I bucanieri se ne vanno, le luci delle loro lampade sono sempre più lontane, rimane solo la penombra, poi il riflesso argenteo delle gocce d’acqua sulle pareti, poi il buio.

Giulia

giovedì 1 gennaio 2009

Via!


Via! Sotto la luna la brughiera è fosca,
rapide nubi hanno bevuto l’ultimo
pallido raggio della sera: via!
i venti che si adunano richiameranno il buio,
e la notte più fonda con il suo sudario
ammanterà le luci serene del cielo.

Non ti fermare! Passato è il tempo! Ogni voce
Grida: Su, via! Più non tentare
Con un’ultima lacrima la ritrosia della tua compagna:
l’occhio della tua amante, così vitreo e gelido,
non osa chiederti di rimanere; dovere e abbandono
ti riconducono indietro nella solitudine.

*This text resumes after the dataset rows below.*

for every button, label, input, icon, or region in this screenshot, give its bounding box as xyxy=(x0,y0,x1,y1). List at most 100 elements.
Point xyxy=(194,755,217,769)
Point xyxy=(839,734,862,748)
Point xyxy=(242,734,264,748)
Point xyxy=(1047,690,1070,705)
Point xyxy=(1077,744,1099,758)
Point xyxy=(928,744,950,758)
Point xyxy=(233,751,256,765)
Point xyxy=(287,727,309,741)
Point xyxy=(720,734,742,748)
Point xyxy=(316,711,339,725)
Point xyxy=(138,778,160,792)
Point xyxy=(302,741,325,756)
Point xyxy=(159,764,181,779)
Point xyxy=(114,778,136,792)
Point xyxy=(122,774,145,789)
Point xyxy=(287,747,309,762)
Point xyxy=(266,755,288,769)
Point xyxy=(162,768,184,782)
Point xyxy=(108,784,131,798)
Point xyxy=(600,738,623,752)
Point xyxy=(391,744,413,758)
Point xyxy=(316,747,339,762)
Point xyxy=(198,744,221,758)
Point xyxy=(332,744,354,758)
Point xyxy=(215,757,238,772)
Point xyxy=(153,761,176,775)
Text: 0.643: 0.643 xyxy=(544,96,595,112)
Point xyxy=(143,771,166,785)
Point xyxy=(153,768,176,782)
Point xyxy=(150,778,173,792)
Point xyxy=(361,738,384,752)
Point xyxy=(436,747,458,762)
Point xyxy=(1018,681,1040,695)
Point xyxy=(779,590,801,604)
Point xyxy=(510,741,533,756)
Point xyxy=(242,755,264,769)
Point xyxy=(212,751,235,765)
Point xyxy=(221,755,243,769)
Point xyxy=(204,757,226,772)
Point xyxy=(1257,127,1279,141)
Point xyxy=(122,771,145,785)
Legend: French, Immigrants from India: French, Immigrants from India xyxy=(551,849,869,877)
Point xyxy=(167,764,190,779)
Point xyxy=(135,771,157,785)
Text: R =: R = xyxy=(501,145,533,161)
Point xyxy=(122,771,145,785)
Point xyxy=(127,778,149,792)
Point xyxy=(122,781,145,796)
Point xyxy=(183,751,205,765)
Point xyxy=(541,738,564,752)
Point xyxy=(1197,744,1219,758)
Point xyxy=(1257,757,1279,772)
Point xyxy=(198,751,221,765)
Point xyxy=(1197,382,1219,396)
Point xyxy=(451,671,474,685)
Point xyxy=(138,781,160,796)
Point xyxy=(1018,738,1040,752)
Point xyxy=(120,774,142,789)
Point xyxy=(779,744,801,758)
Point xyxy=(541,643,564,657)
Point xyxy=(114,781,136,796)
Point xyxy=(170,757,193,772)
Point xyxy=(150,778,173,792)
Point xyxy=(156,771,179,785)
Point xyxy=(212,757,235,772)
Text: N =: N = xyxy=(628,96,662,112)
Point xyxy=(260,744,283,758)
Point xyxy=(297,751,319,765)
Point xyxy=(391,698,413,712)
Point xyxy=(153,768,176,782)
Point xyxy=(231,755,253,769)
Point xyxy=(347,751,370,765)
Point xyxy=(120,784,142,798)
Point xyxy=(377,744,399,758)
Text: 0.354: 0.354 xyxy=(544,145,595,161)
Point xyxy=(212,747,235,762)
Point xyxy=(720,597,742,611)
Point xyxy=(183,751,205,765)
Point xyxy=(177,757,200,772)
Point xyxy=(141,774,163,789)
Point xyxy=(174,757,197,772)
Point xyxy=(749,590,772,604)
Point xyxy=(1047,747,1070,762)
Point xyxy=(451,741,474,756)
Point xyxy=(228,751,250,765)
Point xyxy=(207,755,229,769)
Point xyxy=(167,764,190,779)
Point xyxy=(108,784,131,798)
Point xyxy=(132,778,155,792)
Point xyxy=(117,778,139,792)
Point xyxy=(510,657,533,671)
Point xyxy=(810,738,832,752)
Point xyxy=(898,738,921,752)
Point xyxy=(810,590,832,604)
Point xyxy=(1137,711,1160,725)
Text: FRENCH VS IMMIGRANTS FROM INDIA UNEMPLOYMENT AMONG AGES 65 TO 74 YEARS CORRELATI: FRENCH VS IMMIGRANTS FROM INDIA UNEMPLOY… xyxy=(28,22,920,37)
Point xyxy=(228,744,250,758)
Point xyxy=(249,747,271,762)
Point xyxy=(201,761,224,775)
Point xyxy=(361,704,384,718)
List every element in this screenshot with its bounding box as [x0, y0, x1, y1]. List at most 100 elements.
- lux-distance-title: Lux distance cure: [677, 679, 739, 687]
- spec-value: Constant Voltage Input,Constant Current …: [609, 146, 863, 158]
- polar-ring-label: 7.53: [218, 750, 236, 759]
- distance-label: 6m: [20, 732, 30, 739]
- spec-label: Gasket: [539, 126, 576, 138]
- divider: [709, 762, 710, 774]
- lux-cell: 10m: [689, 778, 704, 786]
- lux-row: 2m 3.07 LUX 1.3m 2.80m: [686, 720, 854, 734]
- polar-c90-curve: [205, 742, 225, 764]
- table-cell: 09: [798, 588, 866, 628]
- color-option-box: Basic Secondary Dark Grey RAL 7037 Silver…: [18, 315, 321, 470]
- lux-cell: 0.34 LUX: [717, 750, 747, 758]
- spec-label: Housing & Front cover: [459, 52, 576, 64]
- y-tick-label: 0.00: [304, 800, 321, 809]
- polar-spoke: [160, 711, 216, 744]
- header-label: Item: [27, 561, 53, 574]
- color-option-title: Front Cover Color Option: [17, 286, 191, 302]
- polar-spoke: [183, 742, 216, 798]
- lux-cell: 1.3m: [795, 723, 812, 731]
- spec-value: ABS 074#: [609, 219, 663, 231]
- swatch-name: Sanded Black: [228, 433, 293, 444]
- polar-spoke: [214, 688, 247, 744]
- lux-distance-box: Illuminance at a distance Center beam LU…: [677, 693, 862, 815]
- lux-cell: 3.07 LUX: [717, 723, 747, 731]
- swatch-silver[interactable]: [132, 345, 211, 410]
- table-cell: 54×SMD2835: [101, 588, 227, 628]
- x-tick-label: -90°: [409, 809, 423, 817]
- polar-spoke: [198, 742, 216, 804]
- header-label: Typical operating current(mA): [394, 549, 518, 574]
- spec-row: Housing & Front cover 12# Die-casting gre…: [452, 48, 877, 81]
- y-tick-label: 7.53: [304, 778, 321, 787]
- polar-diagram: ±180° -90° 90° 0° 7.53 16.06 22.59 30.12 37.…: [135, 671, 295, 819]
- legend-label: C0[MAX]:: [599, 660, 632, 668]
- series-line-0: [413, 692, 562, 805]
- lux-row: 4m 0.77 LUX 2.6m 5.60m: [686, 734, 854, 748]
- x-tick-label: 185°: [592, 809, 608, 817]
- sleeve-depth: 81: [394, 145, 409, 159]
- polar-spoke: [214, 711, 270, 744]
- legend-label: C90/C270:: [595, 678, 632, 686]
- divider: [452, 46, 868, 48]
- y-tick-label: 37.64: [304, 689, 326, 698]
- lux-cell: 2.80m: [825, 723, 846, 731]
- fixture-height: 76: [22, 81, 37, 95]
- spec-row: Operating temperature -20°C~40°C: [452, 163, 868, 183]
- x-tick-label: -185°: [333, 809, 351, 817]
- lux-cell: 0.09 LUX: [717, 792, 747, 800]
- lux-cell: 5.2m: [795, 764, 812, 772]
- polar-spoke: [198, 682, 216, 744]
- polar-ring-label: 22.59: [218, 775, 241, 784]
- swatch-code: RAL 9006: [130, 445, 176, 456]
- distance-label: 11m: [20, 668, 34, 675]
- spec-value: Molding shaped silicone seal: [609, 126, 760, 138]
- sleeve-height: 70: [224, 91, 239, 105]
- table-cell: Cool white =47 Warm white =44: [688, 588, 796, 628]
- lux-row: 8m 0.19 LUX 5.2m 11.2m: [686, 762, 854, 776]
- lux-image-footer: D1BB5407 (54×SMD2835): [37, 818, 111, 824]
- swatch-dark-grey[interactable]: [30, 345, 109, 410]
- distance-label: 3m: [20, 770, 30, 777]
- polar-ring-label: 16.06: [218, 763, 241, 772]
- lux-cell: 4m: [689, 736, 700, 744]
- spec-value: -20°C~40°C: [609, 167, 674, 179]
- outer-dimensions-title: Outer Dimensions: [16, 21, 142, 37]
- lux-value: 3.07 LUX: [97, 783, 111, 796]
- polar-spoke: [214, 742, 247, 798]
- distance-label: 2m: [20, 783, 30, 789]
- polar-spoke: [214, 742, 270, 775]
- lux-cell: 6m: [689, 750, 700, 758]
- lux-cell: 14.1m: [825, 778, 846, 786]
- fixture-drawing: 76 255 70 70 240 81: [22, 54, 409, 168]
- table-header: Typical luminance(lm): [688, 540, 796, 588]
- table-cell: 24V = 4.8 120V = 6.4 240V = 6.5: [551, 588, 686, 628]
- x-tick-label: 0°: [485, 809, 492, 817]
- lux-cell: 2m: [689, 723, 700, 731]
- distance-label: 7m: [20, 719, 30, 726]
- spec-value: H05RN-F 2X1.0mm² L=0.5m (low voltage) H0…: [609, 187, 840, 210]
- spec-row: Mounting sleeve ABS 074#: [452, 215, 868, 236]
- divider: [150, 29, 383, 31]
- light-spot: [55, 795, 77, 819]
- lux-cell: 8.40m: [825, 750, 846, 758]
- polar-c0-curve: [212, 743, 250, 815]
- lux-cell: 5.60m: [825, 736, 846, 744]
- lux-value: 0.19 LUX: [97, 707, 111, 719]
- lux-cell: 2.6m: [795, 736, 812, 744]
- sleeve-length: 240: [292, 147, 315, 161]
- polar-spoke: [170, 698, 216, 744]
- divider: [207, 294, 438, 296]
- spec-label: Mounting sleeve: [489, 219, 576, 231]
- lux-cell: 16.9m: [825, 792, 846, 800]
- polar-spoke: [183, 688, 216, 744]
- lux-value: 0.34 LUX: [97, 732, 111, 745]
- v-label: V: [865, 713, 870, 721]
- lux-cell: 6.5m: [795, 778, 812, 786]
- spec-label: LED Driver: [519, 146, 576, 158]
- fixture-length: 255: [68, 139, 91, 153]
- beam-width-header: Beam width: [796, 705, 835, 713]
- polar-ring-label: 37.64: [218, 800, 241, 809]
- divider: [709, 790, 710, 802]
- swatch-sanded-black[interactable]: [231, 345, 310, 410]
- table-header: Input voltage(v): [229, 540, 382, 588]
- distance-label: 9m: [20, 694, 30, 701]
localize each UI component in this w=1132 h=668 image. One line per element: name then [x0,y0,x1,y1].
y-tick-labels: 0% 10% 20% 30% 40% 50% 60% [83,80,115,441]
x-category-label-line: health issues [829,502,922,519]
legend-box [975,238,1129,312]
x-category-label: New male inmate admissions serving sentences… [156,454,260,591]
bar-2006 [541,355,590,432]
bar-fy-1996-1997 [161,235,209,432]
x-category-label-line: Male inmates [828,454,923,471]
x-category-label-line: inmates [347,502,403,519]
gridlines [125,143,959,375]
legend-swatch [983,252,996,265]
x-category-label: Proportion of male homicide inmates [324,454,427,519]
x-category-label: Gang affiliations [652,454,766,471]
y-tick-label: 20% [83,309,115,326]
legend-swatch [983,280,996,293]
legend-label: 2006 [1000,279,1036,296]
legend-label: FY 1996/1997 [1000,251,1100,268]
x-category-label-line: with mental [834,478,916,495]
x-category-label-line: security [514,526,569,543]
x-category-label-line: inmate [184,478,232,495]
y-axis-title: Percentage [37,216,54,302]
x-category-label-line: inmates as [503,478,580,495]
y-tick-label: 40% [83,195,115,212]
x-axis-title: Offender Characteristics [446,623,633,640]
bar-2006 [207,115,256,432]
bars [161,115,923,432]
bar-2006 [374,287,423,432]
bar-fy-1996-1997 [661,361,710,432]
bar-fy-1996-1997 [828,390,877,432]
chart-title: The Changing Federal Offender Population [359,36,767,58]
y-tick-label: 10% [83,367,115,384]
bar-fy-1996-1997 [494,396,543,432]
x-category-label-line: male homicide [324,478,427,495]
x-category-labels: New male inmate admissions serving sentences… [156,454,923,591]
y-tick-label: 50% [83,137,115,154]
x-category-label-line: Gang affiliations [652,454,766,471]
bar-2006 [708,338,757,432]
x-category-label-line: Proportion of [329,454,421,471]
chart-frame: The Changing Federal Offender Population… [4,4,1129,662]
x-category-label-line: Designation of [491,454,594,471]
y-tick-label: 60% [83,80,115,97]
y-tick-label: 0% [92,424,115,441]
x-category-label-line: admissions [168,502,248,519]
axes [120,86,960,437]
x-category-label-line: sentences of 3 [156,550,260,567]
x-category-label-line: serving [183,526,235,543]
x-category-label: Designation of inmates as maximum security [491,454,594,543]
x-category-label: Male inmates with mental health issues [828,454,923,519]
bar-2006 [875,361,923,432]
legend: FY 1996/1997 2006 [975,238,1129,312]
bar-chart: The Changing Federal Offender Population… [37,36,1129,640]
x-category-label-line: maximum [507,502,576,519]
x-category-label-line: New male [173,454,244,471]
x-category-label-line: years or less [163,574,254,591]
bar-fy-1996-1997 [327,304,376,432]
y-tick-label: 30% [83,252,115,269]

(Shelley, Stanze. – Aprile 1814)



Per qualsiasi reclamo prego inviare raccomandata alla Locanda del Bucaniere, c/o sistema dei Piani Eterni, comune di Cesiomaggiore, Belluno.

Non arriverà mai.

Il vento forte la sputererà indietro già alla piana di Erera, giù fino al Porzil. Lassù tutte le beghe, gli scazzi, le rotture, le invidie, le mail e le scartoffie, i telefonini e le chiamate, lassù non ci arrivano. Figurarsi dentro, in grotta.
Per qualsiasi problema sapete dove trovarmi, dove raggiungermi. Io sono nei Piani Eterni. Troppo lontano da tutto quello che puzza di esterno, io me ne vado via, in grotta, con gli altri.
Entriamo sabato, usciamo... boh, forse lunedì mattina, magari nel pomeriggio...
Ci aspettano tre giorni di rilievo, esplorazione, disgaggi; spit, bussole e levarini saranno le nostre fonti di gioia e di imprecazione, il ryobi il nostro compagno di garantite sventure.
Avanti con i lavori, alla ricerca di quell’uscita bassa che da così tanto tempo si diverte sulla nostra pellaccia. Potrebbe essere la punta buona, ma da tre anni a questa parte ogni punta è la punta buona, quindi probabilmente anche stavolta ce ne torneremo fuori senza ingresso basso, ma con la convinzione di essere a tanto vicini così da uscire dai versanti di dietro, verso pian di Cimia.
Chissà...
E allora anche la prossima estate qualcuno di noi sarà lì a coltivare gli stessi sogni e le stesse fantasie. Coltivatori di abissi.
Chissà...
Non importa, quello che conta sarà sempre farsi trovare al momento giusto, avere sempre la bottiglia in fresca, pronta per essere stappata: alla salute dei Piani Eterni e di tutti noi, alla faccia di tutto il resto.